De Schweblin, considerada uma das melhores escritoras contemporâneas da Argentina, também foi publicado no Brasil seu livro de contos Pássaros na boca (editora Benvirá, 2012).
O país das mulheres, de Gioconda Belli (Nicarágua)
A escritora nicaraguense Gioconda Belli é conhecida no Brasil principalmente por seus poemas e por sua atuação política durante a Revolução Sandinista, e tem dois romances traduzidos no nosso país, A mulher habitada (Record, 1992) e, o mais recente, O país das mulheres, de 2010, publicado pela editora Verus em 2011.
Nesta obra, a história do país fictício latino-americano Fáguas, governado pelas integrantes do Partido da Esquerda Erótica (PEE), é contada por sua presidenta, Viviana Sansón – vítima de um atentado –, em uma narrativa crítica e bem humorada sobre como poderia ser um país dirigido inteiramente por mulheres.
Jamais o fogo nunca – Diamela Eltit (Chile)
Publicado no Brasil em 2017, quando a escritora chilena veio ao país para participar da Feira Literária Internacional de Paraty (FLIP), Jamais o Fogo Nunca, seu romance de 2007, foi considerado pelo jornal El País um dos 25 melhores livros em língua espanhola dos últimos 25 anos.
Nesta obra, a protagonista é uma sobrevivente do regime militar, que recompõe fragmentariamente, no espaço do quarto compartilhado com seu marido, suas memórias da prisão, da tortura, estupro e da perda de um filho no período.

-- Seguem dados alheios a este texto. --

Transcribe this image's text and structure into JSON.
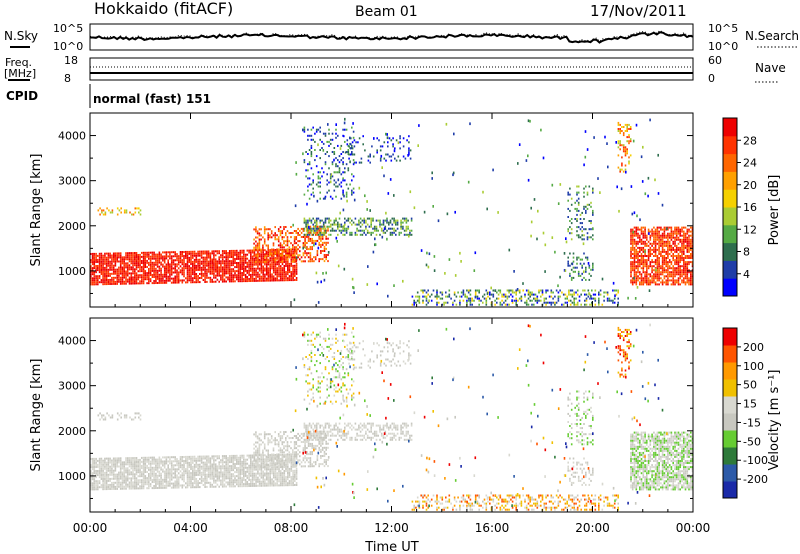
{
  "header": {
    "station": "Hokkaido (fitACF)",
    "beam": "Beam 01",
    "date": "17/Nov/2011"
  },
  "top_panels": {
    "nsky_label": "N.Sky",
    "nsearch_label": "N.Search",
    "noise_ticks": [
      "10^5",
      "10^0"
    ],
    "freq_label_line1": "Freq.",
    "freq_label_line2": "[MHz]",
    "freq_ticks": [
      "18",
      "8"
    ],
    "nave_label": "Nave",
    "nave_ticks": [
      "60",
      "0"
    ],
    "cpid_label": "CPID",
    "cpid_text": "normal (fast) 151"
  },
  "colors": {
    "power_scale": [
      "#0000ff",
      "#1f3da8",
      "#2e6e4e",
      "#55aa44",
      "#aacc33",
      "#f5d000",
      "#ffa000",
      "#ff6600",
      "#ff3300",
      "#ee0000"
    ],
    "velocity_scale": [
      "#1a2aa8",
      "#2c5aa8",
      "#2e7a3a",
      "#66cc33",
      "#c8c8c0",
      "#d8d8d0",
      "#f0c000",
      "#ff9900",
      "#ff5500",
      "#ee0000"
    ]
  },
  "chart_data": [
    {
      "type": "heatmap",
      "name": "power",
      "ylabel": "Slant Range [km]",
      "y_ticks": [
        "4000",
        "3000",
        "2000",
        "1000"
      ],
      "yrange": [
        200,
        4500
      ],
      "colorbar_label": "Power [dB]",
      "colorbar_ticks": [
        "28",
        "24",
        "20",
        "16",
        "12",
        "8",
        "4"
      ],
      "colorbar_range": [
        0,
        32
      ]
    },
    {
      "type": "heatmap",
      "name": "velocity",
      "ylabel": "Slant Range [km]",
      "y_ticks": [
        "4000",
        "3000",
        "2000",
        "1000"
      ],
      "yrange": [
        200,
        4500
      ],
      "colorbar_label": "Velocity [m s⁻¹]",
      "colorbar_ticks": [
        "200",
        "100",
        "50",
        "15",
        "-15",
        "-50",
        "-100",
        "-200"
      ]
    }
  ],
  "xaxis": {
    "label": "Time UT",
    "ticks": [
      "00:00",
      "04:00",
      "08:00",
      "12:00",
      "16:00",
      "20:00",
      "00:00"
    ],
    "range_hours": [
      0,
      24
    ]
  }
}
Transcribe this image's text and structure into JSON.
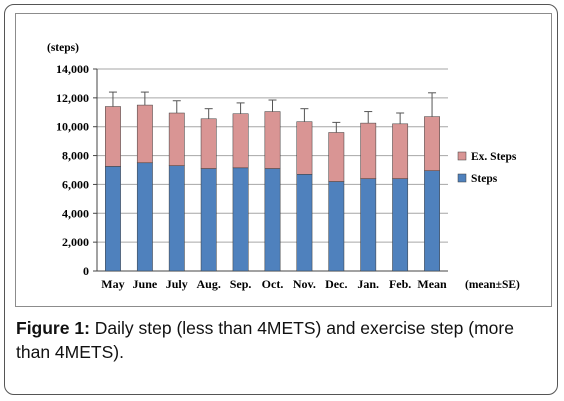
{
  "caption": {
    "label": "Figure 1:",
    "text": " Daily step (less than 4METS) and exercise step (more than 4METS)."
  },
  "chart_data": {
    "type": "bar",
    "stacked": true,
    "ylabel": "(steps)",
    "ylim": [
      0,
      14000
    ],
    "yticks": [
      0,
      2000,
      4000,
      6000,
      8000,
      10000,
      12000,
      14000
    ],
    "ytick_labels": [
      "0",
      "2,000",
      "4,000",
      "6,000",
      "8,000",
      "10,000",
      "12,000",
      "14,000"
    ],
    "categories": [
      "May",
      "June",
      "July",
      "Aug.",
      "Sep.",
      "Oct.",
      "Nov.",
      "Dec.",
      "Jan.",
      "Feb.",
      "Mean"
    ],
    "series": [
      {
        "name": "Steps",
        "color": "#4f81bd",
        "values": [
          7250,
          7500,
          7300,
          7100,
          7150,
          7100,
          6700,
          6200,
          6400,
          6400,
          6950
        ]
      },
      {
        "name": "Ex. Steps",
        "color": "#d99594",
        "values": [
          4150,
          4000,
          3650,
          3450,
          3750,
          3950,
          3650,
          3400,
          3850,
          3800,
          3750
        ]
      }
    ],
    "error_bars_upper": [
      12400,
      12400,
      11800,
      11250,
      11650,
      11850,
      11250,
      10300,
      11050,
      10950,
      12350
    ],
    "error_note": "(mean±SE)",
    "legend_position": "right",
    "grid": true,
    "grid_color": "#a6a6a6"
  }
}
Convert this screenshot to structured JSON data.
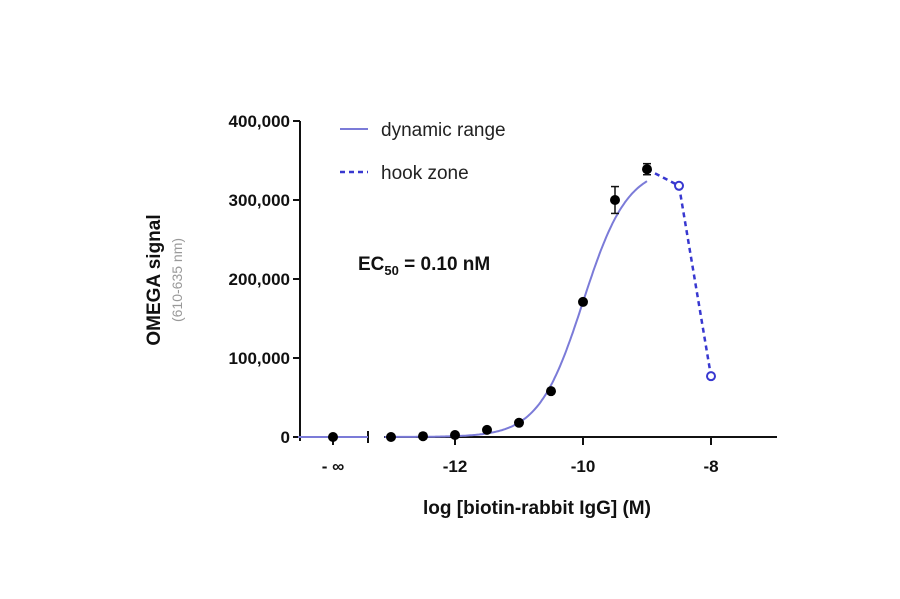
{
  "chart_data": {
    "type": "scatter",
    "xlabel": "log [biotin-rabbit IgG] (M)",
    "ylabel": "OMEGA signal",
    "ylabel_sub": "(610-635 nm)",
    "annotation": {
      "prefix": "EC",
      "subscript": "50",
      "suffix": " = 0.10 nM"
    },
    "ylim": [
      0,
      400000
    ],
    "xlim": [
      -13.1,
      -7
    ],
    "x_break": true,
    "y_ticks": [
      {
        "v": 0,
        "label": "0"
      },
      {
        "v": 100000,
        "label": "100,000"
      },
      {
        "v": 200000,
        "label": "200,000"
      },
      {
        "v": 300000,
        "label": "300,000"
      },
      {
        "v": 400000,
        "label": "400,000"
      }
    ],
    "x_ticks": [
      {
        "v": "-inf",
        "label": "- ∞"
      },
      {
        "v": -12,
        "label": "-12"
      },
      {
        "v": -10,
        "label": "-10"
      },
      {
        "v": -8,
        "label": "-8"
      }
    ],
    "legend": {
      "position": "top-left",
      "entries": [
        {
          "label": "dynamic range",
          "style": "solid"
        },
        {
          "label": "hook zone",
          "style": "dashed"
        }
      ]
    },
    "colors": {
      "dynamic_range": "#7b7bd8",
      "hook_zone": "#3838d0",
      "points": "#000000"
    },
    "series": [
      {
        "name": "dynamic range",
        "fit": {
          "model": "4PL",
          "bottom": 0,
          "top": 342000,
          "logEC50": -10,
          "hill": 1.25
        },
        "points": [
          {
            "x": "-inf",
            "y": 0
          },
          {
            "x": -13,
            "y": 0
          },
          {
            "x": -12.5,
            "y": 1000
          },
          {
            "x": -12,
            "y": 2500
          },
          {
            "x": -11.5,
            "y": 9000
          },
          {
            "x": -11,
            "y": 18000
          },
          {
            "x": -10.5,
            "y": 58000
          },
          {
            "x": -10,
            "y": 171000
          },
          {
            "x": -9.5,
            "y": 300000,
            "err": 17000
          },
          {
            "x": -9,
            "y": 339000,
            "err": 7000
          }
        ]
      },
      {
        "name": "hook zone",
        "points": [
          {
            "x": -9,
            "y": 339000
          },
          {
            "x": -8.5,
            "y": 318000
          },
          {
            "x": -8,
            "y": 77000
          }
        ]
      }
    ]
  }
}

Essas experiências marcadas no corpo da personagem são as experiências de muitas mulheres vítimas da tortura nos regimes militares do continente. Como afirmou Nilcéa Freire, ex-ministra de Políticas para as Mulheres no Brasil: “Para fazer de uma mulher uma vítima de tortura é preciso não apenas que seu algoz retire dela toda a sua dignidade como ser humano, mas que estraçalhe a sua ‘humanidade feminina'”.

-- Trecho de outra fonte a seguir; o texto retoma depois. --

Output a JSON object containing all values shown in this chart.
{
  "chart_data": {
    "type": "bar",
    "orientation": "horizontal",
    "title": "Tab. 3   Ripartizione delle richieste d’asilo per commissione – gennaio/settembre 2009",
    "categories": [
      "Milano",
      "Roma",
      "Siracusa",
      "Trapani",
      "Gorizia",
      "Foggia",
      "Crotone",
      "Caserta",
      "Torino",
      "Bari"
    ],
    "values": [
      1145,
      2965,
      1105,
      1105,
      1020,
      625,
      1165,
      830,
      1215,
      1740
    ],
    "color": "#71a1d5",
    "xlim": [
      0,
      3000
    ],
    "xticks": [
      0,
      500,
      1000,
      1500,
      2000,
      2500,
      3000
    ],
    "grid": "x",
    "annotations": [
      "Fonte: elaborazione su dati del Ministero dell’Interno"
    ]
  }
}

Também está publicado no país uma coletânea de texto da autora, A máquina Pinochet e outros ensaios (e-galáxia, 2017).
Árvore de Diana, de Alejandra Pizarnik (Argentina)

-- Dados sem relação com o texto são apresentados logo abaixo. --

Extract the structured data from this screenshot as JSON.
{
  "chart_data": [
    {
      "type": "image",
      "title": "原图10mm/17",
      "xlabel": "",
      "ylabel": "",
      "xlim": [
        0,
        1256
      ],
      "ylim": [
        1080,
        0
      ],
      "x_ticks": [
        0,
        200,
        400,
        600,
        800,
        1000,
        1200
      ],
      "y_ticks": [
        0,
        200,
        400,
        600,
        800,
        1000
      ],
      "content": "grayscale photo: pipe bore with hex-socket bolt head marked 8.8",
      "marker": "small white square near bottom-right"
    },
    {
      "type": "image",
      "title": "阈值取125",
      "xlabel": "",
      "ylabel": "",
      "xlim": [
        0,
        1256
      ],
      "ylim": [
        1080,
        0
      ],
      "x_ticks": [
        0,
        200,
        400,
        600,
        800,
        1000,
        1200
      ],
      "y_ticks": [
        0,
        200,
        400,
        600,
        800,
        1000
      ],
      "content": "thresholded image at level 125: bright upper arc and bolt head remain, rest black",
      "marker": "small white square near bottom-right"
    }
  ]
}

Com esta obra publicada pela Relicário Edições, junto com Os trabalhos e as noites, as poesias da escritora argentina chegam pela primeira vez ao Brasil em 2018, em uma edição bilíngue.
Árvore de Diana foi publicado no segundo ano de estadia da autora na França e em muitos de seus poemas a voz feminina se acerca ao silêncio e ao deslocamento que, para além da territorial, tem a ver com uma forma de estar no mundo em desacordo com as normas, como em um de seus poemas:
“um espreitar a partir da sarjetapode ser uma visão do mundoa rebleição consiste em olhar uma rosaaté pulverizar os olhos”
Seu conto A condessa sangrenta foi publicado no país em 2011 (editora Tordesilhas).